With its boxy look and black-and-white screen, the basic cell phone may seem quaint in our app-fueled world of smartphones. But with its ordinary texting function, it has the power to help billions of the world’s poor through a new trend in “mobile money,” or instant cash transfers made by cell phones.
In the 2009 edition of Index of Global Philanthropy and Remittances, the Center for Global Prosperity reported about the economic potential of mobile money in facilitating remittances in countries such as Kenya and Zimbabwe (See “Phoning Money Home”). Mobile money allows the poor—who often find traditional banking to be too expensive or inaccessible—to use financial services such as transferring cash, making deposits and paying bills or salaries.
Mobile money has recently taken off as a development tool because of the blistering growth of cell phone usage: there are currently 5 billion cell phone users in the world, up from 3.3 billion—or one cell phone for every two people in the world—at the end of 2007. Research from London Business School showed that an extra 10 cell phones per 100 people can increase GDP per capita by 0.6 points in developing countries. Mobile money has caught the attention of the U.S. State Department, which on August 2 held a conference highlighting the uses, challenges and potential for the cell phone service. Maria Otero, Under Secretary for Democracy and Global Affairs described two development policy concepts for the United States: using technology and innovative tools to develop nations, and ensuring financial inclusion through banking systems that offer a variety of services that reach everyone.
“At the nexus of these two concepts is mobile money,” Otero said. “By 2012, 1.7 billion low-income people will have cell phones. This trend alone has changed the course of human development.”
A simple way mobile money can grease an economy is by cutting down on wasted time, as in the case of the Yoban’tel bill pay service offered in Senegal, according to tech entrepreneur Carol Realini. Yoban’tel is focusing on bill pay, because, for example, it takes three days for Senegalese to pay their water bills: one day to travel to the billing site; one day to line up—starting at 6 a.m.; and one day to travel home.

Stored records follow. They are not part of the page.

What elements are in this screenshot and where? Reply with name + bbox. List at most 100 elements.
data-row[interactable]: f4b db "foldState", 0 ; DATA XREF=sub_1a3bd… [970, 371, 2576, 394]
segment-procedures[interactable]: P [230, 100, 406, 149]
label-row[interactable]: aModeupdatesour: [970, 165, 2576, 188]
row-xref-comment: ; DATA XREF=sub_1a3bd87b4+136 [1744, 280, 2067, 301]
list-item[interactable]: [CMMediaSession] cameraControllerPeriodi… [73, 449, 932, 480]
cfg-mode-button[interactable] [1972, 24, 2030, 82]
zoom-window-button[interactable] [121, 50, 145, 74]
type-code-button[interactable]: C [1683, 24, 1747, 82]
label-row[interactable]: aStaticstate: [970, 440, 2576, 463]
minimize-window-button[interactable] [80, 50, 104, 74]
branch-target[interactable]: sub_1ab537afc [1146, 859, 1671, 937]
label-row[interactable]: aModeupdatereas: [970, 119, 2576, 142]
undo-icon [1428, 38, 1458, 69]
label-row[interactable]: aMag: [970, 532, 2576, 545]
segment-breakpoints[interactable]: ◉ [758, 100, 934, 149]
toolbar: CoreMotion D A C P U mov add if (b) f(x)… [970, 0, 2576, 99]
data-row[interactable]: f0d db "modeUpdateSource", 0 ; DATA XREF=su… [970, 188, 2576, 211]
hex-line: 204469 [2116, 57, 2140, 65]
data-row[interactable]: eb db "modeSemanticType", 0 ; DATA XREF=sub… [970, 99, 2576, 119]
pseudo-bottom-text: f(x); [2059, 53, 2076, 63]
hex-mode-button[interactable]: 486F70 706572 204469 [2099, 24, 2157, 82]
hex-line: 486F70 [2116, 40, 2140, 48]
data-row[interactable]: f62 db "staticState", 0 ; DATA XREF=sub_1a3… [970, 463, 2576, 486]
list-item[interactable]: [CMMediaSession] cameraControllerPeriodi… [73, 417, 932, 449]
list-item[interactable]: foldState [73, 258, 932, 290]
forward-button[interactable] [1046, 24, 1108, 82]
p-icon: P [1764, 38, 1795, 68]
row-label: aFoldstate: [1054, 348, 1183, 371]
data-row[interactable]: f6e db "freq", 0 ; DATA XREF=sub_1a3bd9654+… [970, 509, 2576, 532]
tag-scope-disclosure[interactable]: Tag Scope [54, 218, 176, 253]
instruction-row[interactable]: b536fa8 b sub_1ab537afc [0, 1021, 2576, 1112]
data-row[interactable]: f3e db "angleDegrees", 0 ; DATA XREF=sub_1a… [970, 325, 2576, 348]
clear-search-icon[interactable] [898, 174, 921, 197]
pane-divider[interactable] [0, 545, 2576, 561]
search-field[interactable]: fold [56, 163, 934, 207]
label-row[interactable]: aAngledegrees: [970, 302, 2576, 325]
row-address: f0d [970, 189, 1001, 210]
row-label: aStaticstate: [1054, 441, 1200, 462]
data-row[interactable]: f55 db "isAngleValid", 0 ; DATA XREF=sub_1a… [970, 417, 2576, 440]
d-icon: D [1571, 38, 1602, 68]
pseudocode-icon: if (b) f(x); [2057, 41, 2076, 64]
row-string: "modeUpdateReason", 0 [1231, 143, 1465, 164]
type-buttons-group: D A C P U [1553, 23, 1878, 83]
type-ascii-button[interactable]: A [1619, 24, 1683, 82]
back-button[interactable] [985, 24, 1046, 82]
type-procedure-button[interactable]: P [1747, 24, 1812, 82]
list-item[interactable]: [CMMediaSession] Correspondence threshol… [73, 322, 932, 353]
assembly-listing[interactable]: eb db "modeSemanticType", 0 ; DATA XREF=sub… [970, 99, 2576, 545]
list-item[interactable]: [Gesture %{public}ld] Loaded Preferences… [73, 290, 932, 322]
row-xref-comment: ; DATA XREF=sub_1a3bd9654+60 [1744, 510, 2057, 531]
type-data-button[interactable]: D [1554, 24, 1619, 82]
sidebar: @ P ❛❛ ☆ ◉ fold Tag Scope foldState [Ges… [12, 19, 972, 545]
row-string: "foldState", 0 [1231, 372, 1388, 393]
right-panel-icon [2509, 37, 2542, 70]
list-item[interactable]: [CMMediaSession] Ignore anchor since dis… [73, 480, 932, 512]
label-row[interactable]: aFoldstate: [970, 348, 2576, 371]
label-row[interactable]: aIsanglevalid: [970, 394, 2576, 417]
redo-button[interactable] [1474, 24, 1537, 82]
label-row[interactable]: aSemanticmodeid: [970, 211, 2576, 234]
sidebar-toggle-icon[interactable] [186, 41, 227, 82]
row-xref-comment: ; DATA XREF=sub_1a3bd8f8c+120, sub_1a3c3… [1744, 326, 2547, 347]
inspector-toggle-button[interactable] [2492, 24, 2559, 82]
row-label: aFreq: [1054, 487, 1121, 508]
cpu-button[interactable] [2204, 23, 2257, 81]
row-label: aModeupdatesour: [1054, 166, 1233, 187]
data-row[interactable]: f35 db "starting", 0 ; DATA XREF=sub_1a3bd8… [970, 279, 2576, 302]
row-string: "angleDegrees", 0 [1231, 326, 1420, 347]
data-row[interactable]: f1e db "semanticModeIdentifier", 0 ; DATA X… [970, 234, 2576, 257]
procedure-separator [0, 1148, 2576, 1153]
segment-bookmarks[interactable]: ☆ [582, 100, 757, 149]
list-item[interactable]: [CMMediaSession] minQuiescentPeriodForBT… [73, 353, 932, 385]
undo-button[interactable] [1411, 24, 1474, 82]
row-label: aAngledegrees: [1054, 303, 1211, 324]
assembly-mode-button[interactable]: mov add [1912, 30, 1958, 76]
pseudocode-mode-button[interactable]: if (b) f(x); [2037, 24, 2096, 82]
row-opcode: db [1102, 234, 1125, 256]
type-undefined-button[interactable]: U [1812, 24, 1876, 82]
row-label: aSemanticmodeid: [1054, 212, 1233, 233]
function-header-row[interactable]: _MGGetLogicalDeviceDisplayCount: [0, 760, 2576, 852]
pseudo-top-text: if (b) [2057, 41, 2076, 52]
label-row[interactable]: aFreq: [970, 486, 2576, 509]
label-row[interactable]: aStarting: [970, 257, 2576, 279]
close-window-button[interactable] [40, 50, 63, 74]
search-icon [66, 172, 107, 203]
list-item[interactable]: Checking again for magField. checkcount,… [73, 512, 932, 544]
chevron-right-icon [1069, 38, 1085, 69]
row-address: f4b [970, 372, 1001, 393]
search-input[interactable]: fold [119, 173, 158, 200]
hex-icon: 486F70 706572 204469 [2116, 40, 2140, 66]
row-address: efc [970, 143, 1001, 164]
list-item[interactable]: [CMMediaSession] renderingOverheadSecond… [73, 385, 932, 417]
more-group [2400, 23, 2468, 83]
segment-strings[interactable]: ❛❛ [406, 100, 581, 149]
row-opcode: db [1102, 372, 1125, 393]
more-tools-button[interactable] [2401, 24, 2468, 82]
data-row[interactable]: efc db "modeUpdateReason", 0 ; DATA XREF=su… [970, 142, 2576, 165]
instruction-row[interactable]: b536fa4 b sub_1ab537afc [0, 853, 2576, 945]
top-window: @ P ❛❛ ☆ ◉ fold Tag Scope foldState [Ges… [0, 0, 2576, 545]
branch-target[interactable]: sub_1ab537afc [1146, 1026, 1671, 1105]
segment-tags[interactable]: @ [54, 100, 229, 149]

In Afghanistan, the advent of mobile money had a serendipitous side effect: an apparent drop in corruption. Roshan, the largest mobile phone provider in Afghanistan, recently began issuing salary payments through its M-Paisa phone service to the Afghan police force, making all transactions “logged and fully traceable,” said Shainoor Khoja, director of corporate affairs. Between 10 to 15 percent of the money had previously been disappearing into “ghost accounts” that were not linked to real policemen. After the payment service launched, Khoja said, “we had police calling us and thanking us for the 30 percent pay rise.” Despite several good news stories, mobile money nevertheless faces challenges to being scaled up. One is that it can be time-consuming to combine banking with mobile phone services in the regulatory environments of several countries. Crucial to the widespread success of mobile money, Realini noted, will be the adoption of national identity cards in countries, and through low-cost low-tech mobile provider models that reach more of the population.